Netanyahu sieht in Trumps Nahost-Plan historische Chance

Vor der Veröffentlichung des US-Plans für Nahost hat Israels Regierungschef Benjamin Netanyahu von einer historischen Chance gesprochen. „Ich werde mich morgen mit meinem Freund Donald Trump treffen, der seinen Jahrhundertplan vorstellen wird. Ich glaube, dass es so eine Gelegenheit einmal in der Geschichte gibt, und wir dürfen sie nicht verpassen“, so der Premier vor seiner Abreise in die USA.

Die Frage eines Journalisten, ob er einem Palästinenserstaat zustimmen würde, ließ Netanyahu während einer Kabinettssitzung in Jerusalem unbeantwortet. Auch Netanyahus Herausforderer Benny Gantz vom Mitte-Bündnis Blau-Weiß reiste am Sonntag zu einem getrennten Treffen mit Trump. Gantz trifft sich am Montag mit Trump, der nach Medienberichten am Montag und Dienstag auch separat mit Netanyahu sprechen wird.

„Dies sind schicksalhafte Zeiten, sowohl für Israels Grenzen und seinen Charakter als auch für sein demokratisches Gefüge“, sagte Gantz am Samstagabend. „Deshalb habe ich beschlossen, die Einladung von Präsident Trump anzunehmen und ihn diesen Montag persönlich als Vorsitzender der größten Partei in Israel zu treffen.“

US-Vizepräsident Mike Pence hatte am Donnerstag überraschend mitgeteilt, dass Trump Netanyahu und Gantz zu Gesprächen ins Weiße Haus eingeladen habe. Bei dem Treffen solle es um „regionale Themen sowie die Aussicht auf Frieden hier im Heiligen Land“ gehen, sagte Pence. Trump sagte anschließend, die USA wollten den lange erwarteten Plan für den Nahen Osten in den nächsten Tagen vorstellen - voraussichtlich noch vor dem Treffen mit Netanyahu am Dienstag.

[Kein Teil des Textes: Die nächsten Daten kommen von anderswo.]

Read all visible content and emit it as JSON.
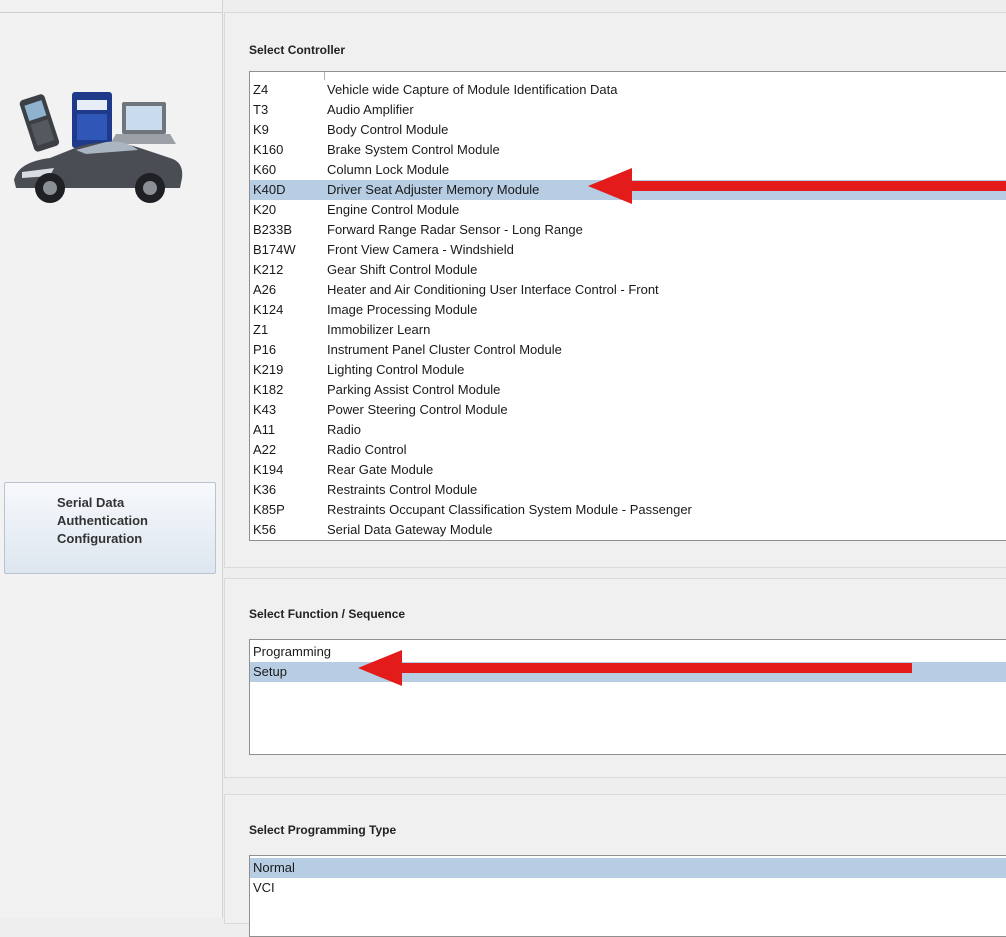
{
  "sidebar": {
    "nav_item_label": "Serial Data Authentication Configuration"
  },
  "controller": {
    "title": "Select Controller",
    "modules": [
      {
        "code": "Z4",
        "name": "Vehicle wide Capture of Module Identification Data"
      },
      {
        "code": "T3",
        "name": "Audio Amplifier"
      },
      {
        "code": "K9",
        "name": "Body Control Module"
      },
      {
        "code": "K160",
        "name": "Brake System Control Module"
      },
      {
        "code": "K60",
        "name": "Column Lock Module"
      },
      {
        "code": "K40D",
        "name": "Driver Seat Adjuster Memory Module"
      },
      {
        "code": "K20",
        "name": "Engine Control Module"
      },
      {
        "code": "B233B",
        "name": "Forward Range Radar Sensor - Long Range"
      },
      {
        "code": "B174W",
        "name": "Front View Camera - Windshield"
      },
      {
        "code": "K212",
        "name": "Gear Shift Control Module"
      },
      {
        "code": "A26",
        "name": "Heater and Air Conditioning User Interface Control - Front"
      },
      {
        "code": "K124",
        "name": "Image Processing Module"
      },
      {
        "code": "Z1",
        "name": "Immobilizer Learn"
      },
      {
        "code": "P16",
        "name": "Instrument Panel Cluster Control Module"
      },
      {
        "code": "K219",
        "name": "Lighting Control Module"
      },
      {
        "code": "K182",
        "name": "Parking Assist Control Module"
      },
      {
        "code": "K43",
        "name": "Power Steering Control Module"
      },
      {
        "code": "A11",
        "name": "Radio"
      },
      {
        "code": "A22",
        "name": "Radio Control"
      },
      {
        "code": "K194",
        "name": "Rear Gate Module"
      },
      {
        "code": "K36",
        "name": "Restraints Control Module"
      },
      {
        "code": "K85P",
        "name": "Restraints Occupant Classification System Module - Passenger"
      },
      {
        "code": "K56",
        "name": "Serial Data Gateway Module"
      }
    ],
    "selected_code": "K40D"
  },
  "function": {
    "title": "Select Function / Sequence",
    "options": [
      "Programming",
      "Setup"
    ],
    "selected": "Setup"
  },
  "programming_type": {
    "title": "Select Programming Type",
    "options": [
      "Normal",
      "VCI"
    ],
    "selected": "Normal"
  },
  "colors": {
    "selection": "#b7cde3",
    "arrow": "#e41b1b"
  }
}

Die Palästinenser drohten indes mit einem Teil-Rückzug aus dem Oslo-Abkommen. Sollte Trump den Friedensplan vorstellen, werde sich die Palästinensische Befreiungsorganisation (PLO) das Recht vorbehalten, „aus dem Interimsabkommen“ von 1995 auszusteigen, sagte PLO-Chefunterhändler Saeb Erekat am Sonntag der AFP.

Das auch als „Oslo II“ bekannte Interimsabkommen regelt die palästinensische Autonomie im Westjordanland. Durch den Nahost-Friedensplan der US-Regierung werde die „vorläufige Besetzung“ des Westjordanlands durch Israel in eine „dauerhafte Besetzung“ umgewandelt, sagte Erekat. Das palästinensische Außenministerium äußerte sich ähnlich. Trumps Friedensplan sei „die Verschwörung des Jahrhunderts“ mit dem Ziel, „die palästinensische Sache zu liquidieren“, teilte das Ministerium mit.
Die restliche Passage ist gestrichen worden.